What this does highlight is the poor state of funding of the NHS.  Since 2010 the NHS has seen severe cuts to its funding (10). In 2009, under Gordon Brown, NHS funding had increased to 8.8% of GDP, in line with most other EU countries at the time. Since then, since the Conservatives came into Government, NHS funding has rapidly decreased, it has now fell far behind the other EU countries. We currently spend 7.3 of GDP on health (compared to 10.1% in the other EU countries) and there is no sign of any real increase in funding from Theresa May’s government.

PrEP is an easy target for not funding because HIV still carries such a stigma in our society.
When the High Court ruling was announced the Daily Mail ran a headline calling PrEP a “lifestyle drug” (11). Botox and hair growth supplements are lifestyle drugs. PrEP is a proven and effective preventative drug, yet the stigma of HIV runs too deep to allow us to have a reason debate about PrEP. A Nursing Standard Twitter poll found that 54%, of people who responded, thought PrEP should be self-funded, 42% thought it should be funded by the NHS and 4% thought local councils should fund it (12). This was a poll of nurses, people who should know the benefit of preventative treatment, but the stigma of HIV has a long shadow. It seems as if we can never escape the prejudice, homophobia and scaremongering of the 1980s when HIV is ever mentioned (13).

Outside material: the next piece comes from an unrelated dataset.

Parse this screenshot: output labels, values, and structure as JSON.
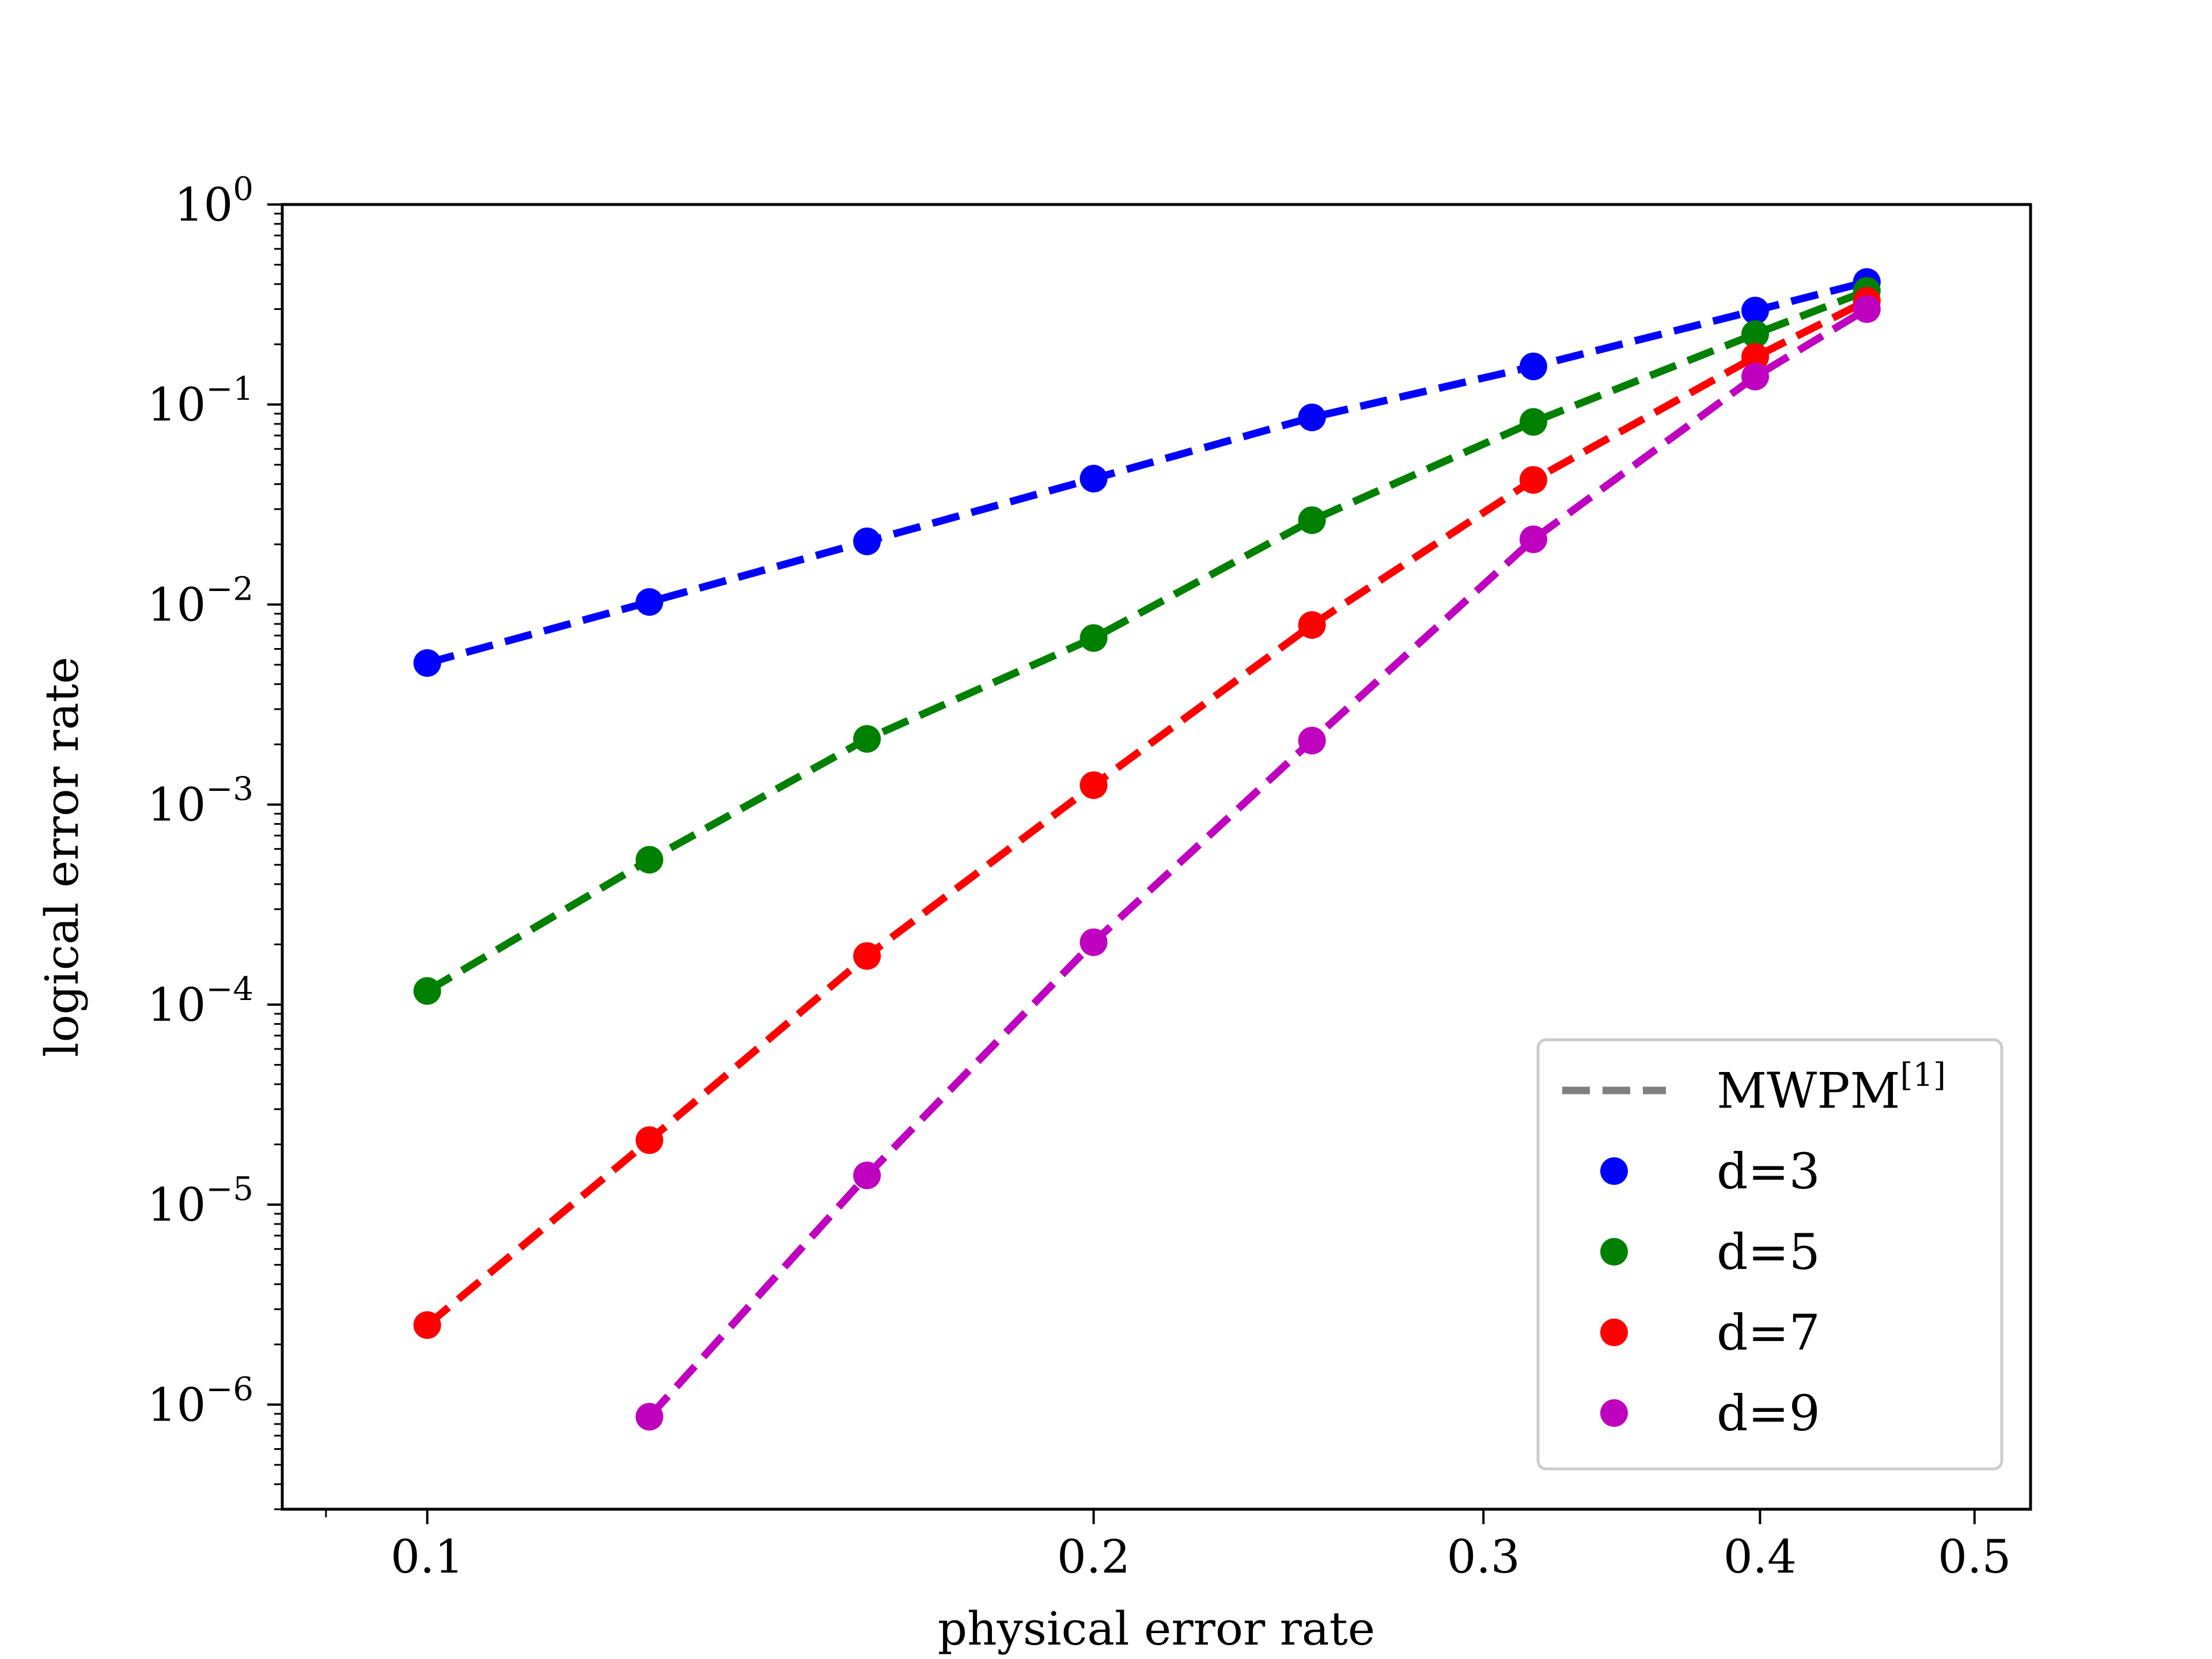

This all leaves the people who need PrEP the most out on a limb. Some people are going to different Sex Health Clinics or A&E Departments, saying they have just had unprotected sex with someone who is HIV+ and asking for PrEP, called “clinic hopping” (17). Clinicians are, at present, only allowed to prescribe PrEP as treatment for exposure to HIV, it is a single months course only. But is no way to take PrEP as an effective preventative. There is no one monitoring the person’s health, regular blood tests, monitoring any side-effects, helping with compliance. And what if they can’t find another clinic for their next month’s supply? It can be bought privately, but it needs a doctor’s prescription for each month’s supply, it can’t be bought over-the-counter like paracetamol. A private doctor’s fee can be £55 for 15 minutes, up to £145 for an hour (18), and this doesn’t include blood tests and follow-up monitoring. Also this doesn’t guarantee that the doctor is familiar with PrEP and knows how to prescribe it safely? A full private medical service for regular PrEP (including monitoring, screening, support, regular and appropriate blood tests) can cost £400 a month (5). This is well out of the reach of a lot of people and this isn’t available across the country.

We need more preventative treatments, with the cost and demand for healthcare spiraling ever upwards we cannot afford to simply just treat the symptoms of long term health conditions. We need to prevent people developing these conditions, and calling them “lifestyle factors” and blaming the person who developing the condition is no answer. We need to move to a preventative medical model, not just a treatment medical model. But all the prejudice and stigma that quickly rose to the surface with PrEP shows that our society hears them over medical evidence.

The NHS cannot afford to fund PrEP yet this isn’t the headlines that PrEP generates.